A base model that generates text is cheap to serve. A model that reasons through a chain of thought, checks its work, tries alternative approaches, and synthesizes a conclusion burns significantly more compute per question. The smarter the model, the more expensive each interaction.
This inverts the expectation most people have about technology. The hardware gets cheaper per FLOP. But the workloads that matter are growing in compute demand faster than hardware prices are falling. The net cost of the queries you actually care about is going up. The models that get cheaper are the ones from two generations ago, which is fine for many use cases but won't help if you need frontier capability.
What this means
The model you're using is not the best model that exists. It's the best model your provider can afford to serve you at your price point. The gap between what exists and what you have access to is real and growing.
Watch what gets killed or gated. Sora's shutdown, Mythos's restriction, these are signals about where compute is flowing. If your use case is "nice to have but compute-intensive," it might be the next Sora.

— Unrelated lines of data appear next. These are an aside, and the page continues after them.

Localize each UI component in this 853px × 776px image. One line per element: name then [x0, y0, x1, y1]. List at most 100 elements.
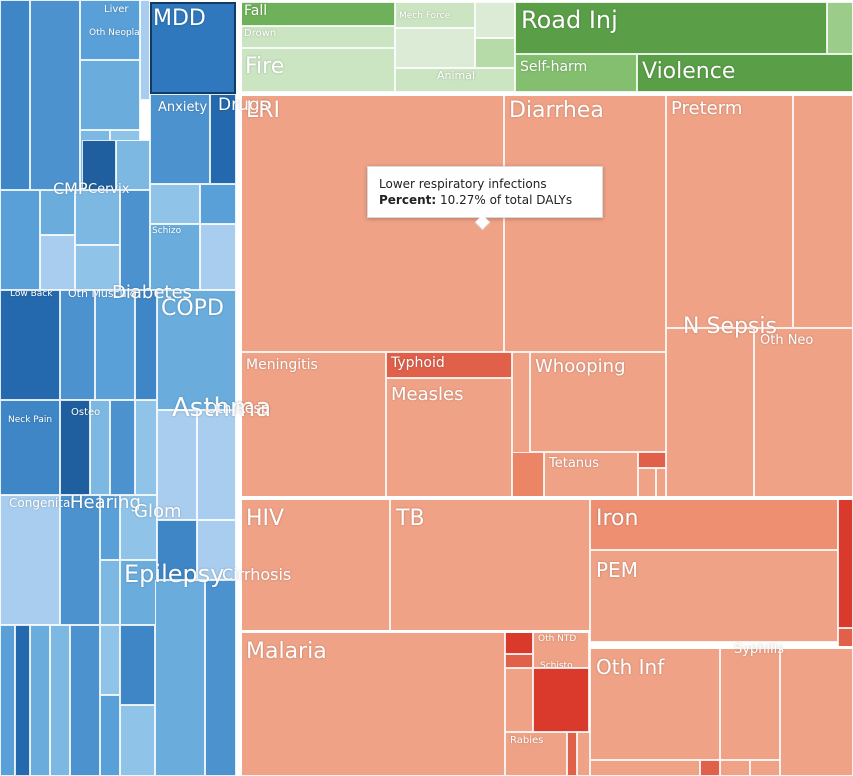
ncd-cell[interactable] — [95, 290, 135, 400]
communicable-cell-pem-red[interactable] — [838, 628, 853, 648]
ncd-cell[interactable] — [116, 140, 150, 190]
communicable-cell-bottom-d[interactable] — [750, 760, 780, 776]
ncd-cell[interactable] — [100, 560, 120, 625]
ncd-cell[interactable] — [205, 580, 236, 776]
ncd-cell[interactable] — [30, 0, 80, 190]
ncd-cell[interactable] — [157, 410, 197, 520]
communicable-cell-ntd-red-b[interactable] — [505, 654, 533, 668]
communicable-cell-lri[interactable] — [240, 94, 504, 352]
ncd-cell[interactable] — [100, 625, 120, 695]
ncd-cell[interactable] — [90, 400, 110, 495]
communicable-cell-ntd-c[interactable] — [505, 668, 533, 732]
communicable-cell-small-d[interactable] — [638, 468, 656, 498]
injury-cell[interactable] — [475, 2, 515, 38]
communicable-cell-bottom-c[interactable] — [720, 760, 750, 776]
ncd-cell[interactable] — [75, 245, 120, 290]
injury-cell[interactable] — [515, 2, 827, 54]
communicable-cell-schisto[interactable] — [533, 668, 589, 732]
ncd-cell[interactable] — [30, 625, 50, 776]
communicable-cell-n-sepsis[interactable] — [666, 328, 754, 498]
ncd-cell[interactable] — [157, 520, 197, 580]
communicable-cell-oth-inf-c[interactable] — [780, 648, 853, 776]
communicable-cell-small-e[interactable] — [656, 468, 666, 498]
ncd-cell[interactable] — [100, 495, 120, 560]
communicable-cell-typhoid[interactable] — [386, 352, 512, 378]
injury-cell[interactable] — [395, 28, 475, 68]
ncd-cell[interactable] — [135, 400, 157, 495]
ncd-cell[interactable] — [120, 495, 157, 560]
ncd-cell[interactable] — [70, 625, 100, 776]
ncd-cell[interactable] — [210, 94, 236, 184]
communicable-cell-hiv[interactable] — [240, 498, 390, 632]
ncd-cell[interactable] — [155, 580, 205, 776]
ncd-cell[interactable] — [80, 0, 140, 60]
injury-cell[interactable] — [395, 2, 475, 28]
communicable-cell-malaria[interactable] — [240, 632, 505, 776]
communicable-cell-iron-red[interactable] — [838, 498, 853, 628]
ncd-cell[interactable] — [100, 695, 120, 776]
communicable-cell-bottom-b[interactable] — [700, 760, 720, 776]
communicable-cell-pem[interactable] — [590, 550, 838, 642]
communicable-cell-diarrhea[interactable] — [504, 94, 666, 352]
ncd-cell[interactable] — [150, 224, 200, 290]
communicable-cell-iron[interactable] — [590, 498, 838, 550]
ncd-cell[interactable] — [60, 495, 100, 625]
ncd-cell[interactable] — [157, 290, 236, 410]
ncd-cell[interactable] — [0, 400, 60, 495]
communicable-cell-tetanus[interactable] — [544, 452, 638, 498]
injury-cell[interactable] — [515, 54, 637, 92]
ncd-cell[interactable] — [150, 94, 210, 184]
ncd-cell[interactable] — [120, 625, 155, 705]
ncd-cell[interactable] — [0, 495, 60, 625]
ncd-cell[interactable] — [197, 520, 236, 580]
communicable-cell-whooping[interactable] — [530, 352, 666, 452]
ncd-cell[interactable] — [200, 224, 236, 290]
communicable-cell-preterm-b[interactable] — [793, 94, 853, 328]
injury-cell[interactable] — [475, 38, 515, 68]
communicable-cell-rabies-red[interactable] — [567, 732, 577, 776]
injury-cell[interactable] — [395, 68, 515, 92]
injury-cell[interactable] — [827, 2, 853, 54]
injury-cell[interactable] — [637, 54, 853, 92]
injury-cell[interactable] — [240, 2, 395, 26]
ncd-cell[interactable] — [40, 235, 75, 290]
communicable-cell-small-b[interactable] — [512, 452, 544, 498]
ncd-cell[interactable] — [110, 400, 135, 495]
ncd-cell[interactable] — [15, 625, 30, 776]
communicable-cell-oth-neo[interactable] — [754, 328, 853, 498]
communicable-cell-oth-inf-b[interactable] — [720, 648, 780, 760]
ncd-cell[interactable] — [140, 0, 150, 100]
group-separator — [590, 646, 853, 649]
ncd-cell[interactable] — [0, 625, 15, 776]
ncd-cell[interactable] — [135, 290, 157, 400]
injury-cell[interactable] — [240, 48, 395, 92]
ncd-cell[interactable] — [197, 410, 236, 520]
communicable-cell-rabies-b[interactable] — [577, 732, 590, 776]
communicable-cell-ntd-red-a[interactable] — [505, 632, 533, 654]
communicable-cell-measles[interactable] — [386, 378, 512, 498]
communicable-cell-rabies[interactable] — [505, 732, 567, 776]
ncd-cell[interactable] — [150, 184, 200, 224]
communicable-cell-oth-inf[interactable] — [590, 648, 720, 760]
ncd-cell[interactable] — [0, 290, 60, 400]
ncd-cell[interactable] — [60, 290, 95, 400]
ncd-cell[interactable] — [200, 184, 236, 224]
ncd-cell[interactable] — [50, 625, 70, 776]
communicable-cell-tb[interactable] — [390, 498, 590, 632]
ncd-cell[interactable] — [120, 560, 157, 625]
ncd-cell[interactable] — [80, 60, 140, 130]
ncd-cell[interactable] — [40, 190, 75, 235]
ncd-cell[interactable] — [60, 400, 90, 495]
injury-cell[interactable] — [240, 26, 395, 48]
communicable-cell-small-c[interactable] — [638, 452, 666, 468]
ncd-cell[interactable] — [120, 705, 155, 776]
communicable-cell-bottom-a[interactable] — [590, 760, 700, 776]
ncd-cell[interactable] — [75, 190, 120, 245]
ncd-cell[interactable] — [0, 190, 40, 290]
ncd-cell[interactable] — [120, 190, 150, 290]
ncd-cell[interactable] — [82, 140, 116, 190]
communicable-cell-oth-ntd[interactable] — [533, 632, 589, 668]
communicable-cell-preterm[interactable] — [666, 94, 793, 328]
communicable-cell-meningitis[interactable] — [240, 352, 386, 498]
ncd-cell[interactable] — [0, 0, 30, 190]
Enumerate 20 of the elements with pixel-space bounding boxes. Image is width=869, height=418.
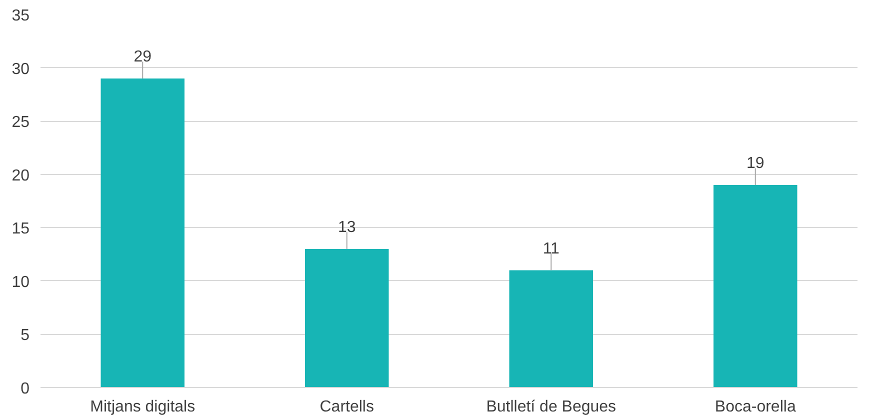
data-label: 19 xyxy=(746,155,764,172)
y-tick-label: 15 xyxy=(12,220,30,238)
bar xyxy=(100,78,184,388)
bar xyxy=(509,270,593,388)
y-tick-label: 5 xyxy=(20,327,30,344)
x-tick-label: Butlletí de Begues xyxy=(486,398,616,416)
data-label: 11 xyxy=(542,240,560,258)
data-label: 29 xyxy=(134,48,152,66)
y-tick-label: 20 xyxy=(12,167,30,184)
x-tick-label: Mitjans digitals xyxy=(90,398,196,416)
y-tick-label: 35 xyxy=(12,8,30,24)
bar xyxy=(305,248,389,388)
bar xyxy=(714,185,798,388)
y-tick-label: 10 xyxy=(12,274,30,291)
y-tick-label: 0 xyxy=(20,380,30,398)
data-label: 13 xyxy=(338,219,356,236)
y-tick-label: 25 xyxy=(12,114,30,132)
x-tick-label: Boca-orella xyxy=(714,398,796,416)
y-tick-label: 30 xyxy=(12,60,30,78)
x-tick-label: Cartells xyxy=(320,398,374,416)
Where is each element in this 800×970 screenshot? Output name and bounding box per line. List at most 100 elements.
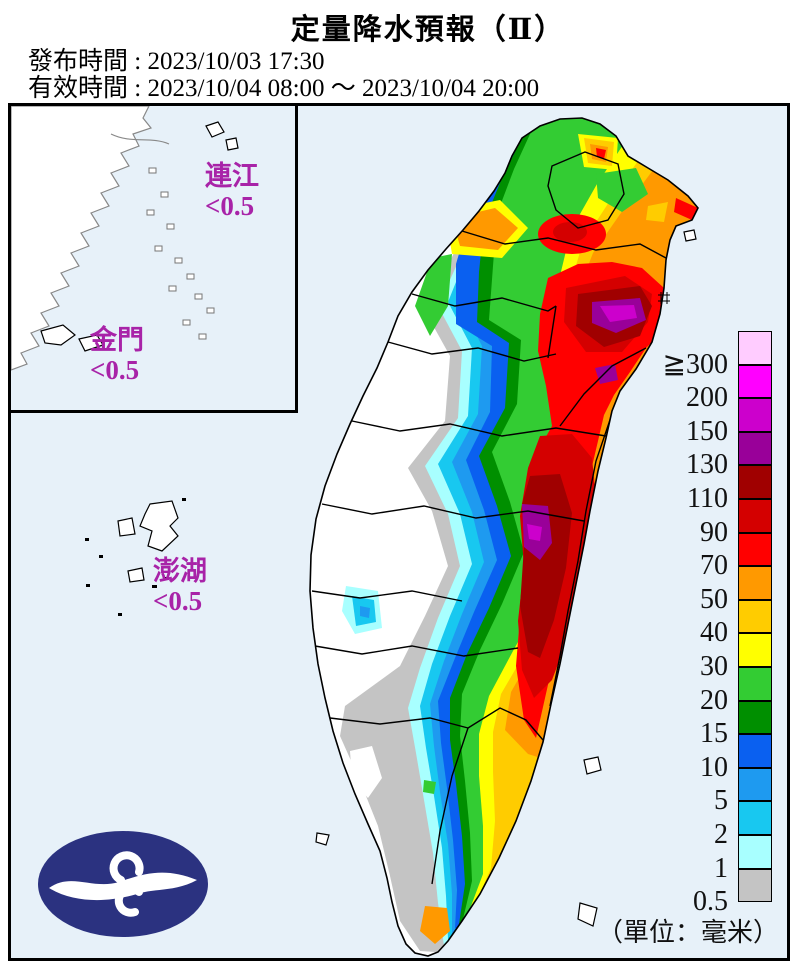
green-dot-south [423, 780, 436, 794]
legend-threshold-label: ≧300 [662, 348, 728, 380]
legend-color-swatch [738, 801, 772, 835]
legend-row: 1 [602, 835, 772, 884]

The ceiling on your AI experience isn't the model's capability. It's the economics of serving that capability to you.
When you evaluate AI tools, assume the best capability may exist but be inaccessible or throttled because it’s too expensive to serve at scale. Plan for product and workflow choices that are robust to model availability—e.g., design fallbacks, budget for premium tiers, and prioritize tasks where cheaper models already deliver reliable value. Watch for signals like gating, usage caps, or sudden product shutdowns as indicators of compute reallocation, and treat “reasoning” features as a cost driver that may affect pricing and reliability over time.